There is a rise in campaigns providing support for Black Maternal Health and you can be part of this. Kyle Mueller/United Nations/ Unsplash

Launched in 2010, GoFundMe has served as the go-to social fundraising platform for over a decade. As of this article, with over 120 million donations that span from celebrations to challenging circumstances, the American for-profit noticed a rise in campaigns providing support for Black Maternal Health.

The campaigns come in handy especially during these critical times where funds for midwife tuition, training, and operating costs for Black Maternal Health centers can scarce. As stated in a New York Times article, Black infants in America are now more than twice as likely to die as white infants -- a racial disparity wider than in 1850. According to the CDC, Black mothers die at three to four times the rate of white mothers.

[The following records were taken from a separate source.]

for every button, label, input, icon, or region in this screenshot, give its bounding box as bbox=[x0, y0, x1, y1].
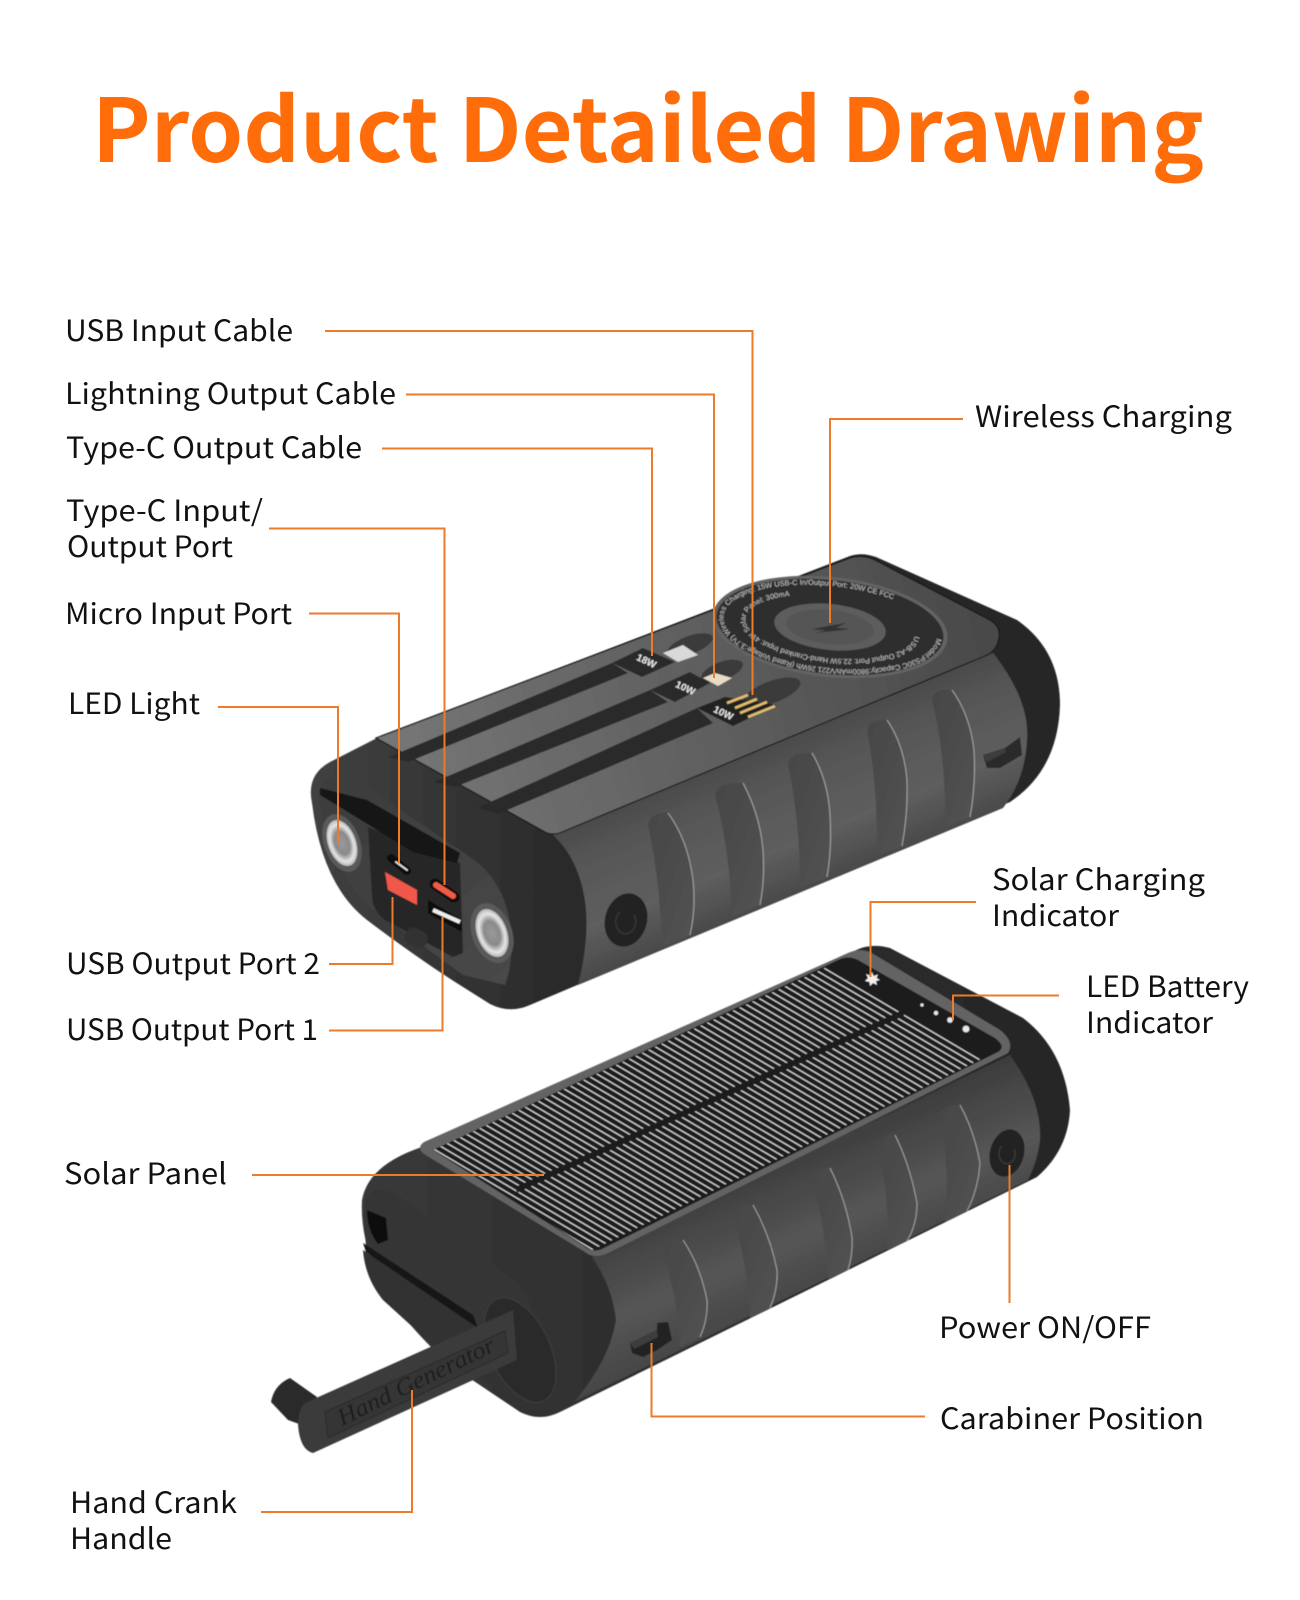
carabiner slot bbox=[983, 737, 1022, 768]
crank arm bbox=[271, 1310, 517, 1453]
crank knob bbox=[271, 1378, 317, 1425]
body silhouette bbox=[362, 946, 1070, 1417]
connector: USB-C silver bbox=[663, 645, 698, 662]
label: Micro Input Port: Micro Input Port bbox=[65, 591, 292, 633]
cable tabs bbox=[612, 648, 777, 726]
connector: USB gold contacts bbox=[727, 695, 775, 717]
label: Power ON/OFF: Power ON/OFF bbox=[939, 1305, 1151, 1347]
leader: Solar Panel bbox=[252, 1174, 544, 1176]
top face bbox=[376, 556, 999, 834]
label: Hand Crank Handle: Handle bbox=[70, 1516, 172, 1558]
crank engraved text: Hand Generator bbox=[332, 1332, 500, 1432]
Type-C port red bbox=[435, 884, 454, 897]
label: Type-C Input/Output Port: Output Port bbox=[67, 524, 233, 566]
cable tabs: 10W bbox=[673, 679, 697, 698]
cable recesses bbox=[664, 628, 804, 713]
label: LED Battery Indicator bbox=[1086, 964, 1249, 1042]
leader: Carabiner Position bbox=[652, 1343, 925, 1416]
crank slot bbox=[363, 1243, 478, 1328]
label: USB Output Port 1: USB Output Port 1 bbox=[66, 1007, 318, 1049]
LED battery indicator dots bbox=[920, 1003, 969, 1032]
title: Product Detailed Drawing bbox=[92, 61, 1204, 188]
leader: LED Battery Indicator bbox=[953, 996, 1059, 1020]
leader: Type-C Input/Output Port bbox=[269, 528, 444, 885]
front face bbox=[318, 775, 511, 985]
power button bbox=[984, 1125, 1030, 1181]
solar charging indicator bbox=[865, 972, 880, 986]
label: LED Light: LED Light bbox=[68, 681, 200, 723]
label: USB Input Cable: USB Input Cable bbox=[65, 308, 293, 350]
label: Carabiner Position: Carabiner Position bbox=[940, 1396, 1204, 1438]
product: power bank top view bbox=[310, 553, 1061, 1010]
leader: Wireless Charging bbox=[830, 419, 963, 623]
leader: Power ON/OFF bbox=[1008, 1165, 1010, 1303]
label: Hand Crank Handle bbox=[70, 1480, 237, 1558]
LED light right bbox=[463, 897, 521, 969]
label: Solar Charging Indicator bbox=[992, 857, 1205, 935]
end face bbox=[364, 1190, 531, 1325]
connector: lightning bbox=[703, 673, 732, 686]
label: Solar Charging Indicator: Solar Charging bbox=[992, 857, 1205, 899]
label: Solar Panel: Solar Panel bbox=[64, 1151, 227, 1193]
label: LED Battery Indicator: Indicator bbox=[1086, 1000, 1214, 1042]
label: Solar Charging Indicator: Indicator bbox=[992, 893, 1120, 935]
body silhouette bbox=[311, 554, 1060, 1009]
power button bbox=[599, 888, 653, 952]
side face bbox=[553, 653, 1027, 985]
leader: Type-C Output Cable bbox=[382, 448, 652, 656]
label: Type-C Output Cable: Type-C Output Cable bbox=[66, 425, 362, 467]
label: Wireless Charging: Wireless Charging bbox=[975, 394, 1232, 436]
wireless charging disk: Model:PS30C Capacity:9800mAh/V221 26Wh (Rated Voltage:3.7V) Wireless Charging: 15W USB-C In/Output Port: 20W CE FCC bbox=[718, 578, 942, 676]
leader: Micro Input Port bbox=[309, 614, 399, 863]
wireless charging disk: USB-A2 Output Port: 22.5W Hand-Cranked Input: 4W Solar Panel: 300mA bbox=[740, 590, 920, 665]
carabiner hole bbox=[367, 1210, 388, 1244]
cable channels bbox=[389, 663, 713, 814]
side ribs bbox=[648, 690, 974, 947]
label: Lightning Output Cable: Lightning Output Cable bbox=[65, 371, 396, 413]
solar panel surface bbox=[433, 958, 1002, 1251]
cable tabs: 10W bbox=[711, 704, 735, 723]
port cutout panel bbox=[368, 827, 463, 957]
USB port 2 red bbox=[385, 872, 417, 905]
LED light left bbox=[315, 809, 369, 877]
leader: Solar Charging Indicator bbox=[870, 902, 976, 977]
leader: USB Output Port 1 bbox=[329, 917, 442, 1030]
label: USB Output Port 2: USB Output Port 2 bbox=[66, 941, 320, 983]
label: LED Battery Indicator: LED Battery bbox=[1086, 964, 1249, 1006]
crank disc bbox=[469, 1287, 571, 1413]
cable tabs: 18W bbox=[634, 652, 658, 671]
leader: USB Input Cable bbox=[325, 331, 752, 695]
leader: Hand Crank Handle bbox=[261, 1390, 412, 1512]
product: power bank solar view bbox=[271, 946, 1070, 1453]
solar cells hatch bbox=[433, 967, 983, 1250]
side ribs bbox=[663, 1105, 980, 1347]
label: Type-C Input/Output Port bbox=[66, 488, 263, 566]
lower shell bbox=[363, 1250, 495, 1385]
solar panel frame bbox=[420, 950, 1010, 1256]
solar cell divider bbox=[516, 1013, 903, 1190]
carabiner slot bbox=[630, 1322, 672, 1357]
front latch bbox=[402, 925, 430, 950]
leader: Lightning Output Cable bbox=[406, 394, 714, 678]
port flap bbox=[320, 788, 460, 863]
micro port bbox=[391, 858, 407, 871]
leader: USB Output Port 2 bbox=[329, 897, 392, 964]
label: Type-C Input/Output Port: Type-C Input/ bbox=[66, 488, 263, 530]
label: Hand Crank Handle: Hand Crank bbox=[70, 1480, 237, 1522]
leader: LED Light bbox=[218, 707, 338, 843]
USB port 1 white bbox=[428, 900, 462, 932]
side face bbox=[574, 1055, 1040, 1402]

If you would like to help eradicate the disparity and contribute to benefit Black Maternal Health, find below a list of campaigns that aim to highlight this issue and provide resilient and sustainable resources in communities across the U.S. to help combat the systemic racism Black mothers and infants face.

Funds for Communities, Birth Centers, and other Resources/ Support

In-home prenatal, birth and postpartum care largely limit the hospital visits and minimizes exposure to COVID for the expectant family and the newborn. This fund will prioritize Black people and People of Color to reduce exposure to the most vulnerable and provide access to people otherwise unable to afford in-home maternal care.

Nikki Helms is a licensed midwife in California and is one of only four Black midwives in San Diego county. She will be opening a birth center in central San Diego county to make services available to the wider community including those who may not have insurance. Funds raised will be used to secure a space in central San Diego and to purchase equipment.

Fundraising efforts to bring forth a South Los Angeles Birth Center with the mission is to empower women and families by providing quality care, education and support focused on fostering independence and respectfully guiding them through the often challenging journey of pregnancy, childbirth, and early parenting.

The Highland Hospital midwives are calling out an immediate need to support Black birthing families. Money raised will be used for midwife-led initiatives:

  1. BElovedBIRTH Black Centering, group perinatal care by, for, and with Black people - an innovative new program designed to provide culturally attuned and racially concordant care for Black birthing people.
  2. Direct monetary support to Black birthing families, gifted directly by the Highland Black midwives in the spirit of community and love. We are inspired by, and give thanks to Asmara Gebre, CNM, a San Francisco midwife who has started a project to gift cash aid to Black families in her care.

Nikki McIver- Brown had the honor of opening the San Antonio Nurse Midwife Birth and Wellness Center in October 2019. The center is one of less than 10 Black-owned birth centers out of 350 in the US. This fund is to help offer free or reduced care to those that need it the most.

The Chicago Birthworks Collective is a collective of wellness practitioners serving Black & Brown women and families across the Chicagoland area. This fund will support the collective’s doula services, postpartum care, lactation support, and more.

Funds for Tuition, Scholarships, and Training: Representation Matters!

June Eric-Udorie, an award-winning writer, activist, and birth doula, now based in Durham, NC. serves as a birth doula to marginalized families in and around Durham, NC. They offer free services to women and birthing people in need of fundraising to provide services.

Fund to support and uplift Raya and Shaquan, two birth workers, so they can continue this important work supporting maternal health for Black women and other Women of Color.

Ujima Maternity Network is Arkansas’ first and only all-Black network of birth workers and advocates launched on December 26, 2018. There are currently no Black midwives in the entire state of Arkansas. Ujima Maternity Network is dedicated to answering the call for the lack of representation.

Fund for Wallace Louis who is a trained Doula in the process of becoming a Nurse-Midwife. Wallace needs help in covering the cost of nine prerequisite courses. Their goal is to apply to combined BSN/MSN programs in August 2021, making my earliest possible graduation date August 2024.

Ruth Blanding, a Doula, student midwife, and holistic practitioner founded Deepest Roots: Birth and Wholistic Wellness in 2012. They are currently fundraising to cover their tuition costs at the Midwifery College of Utah.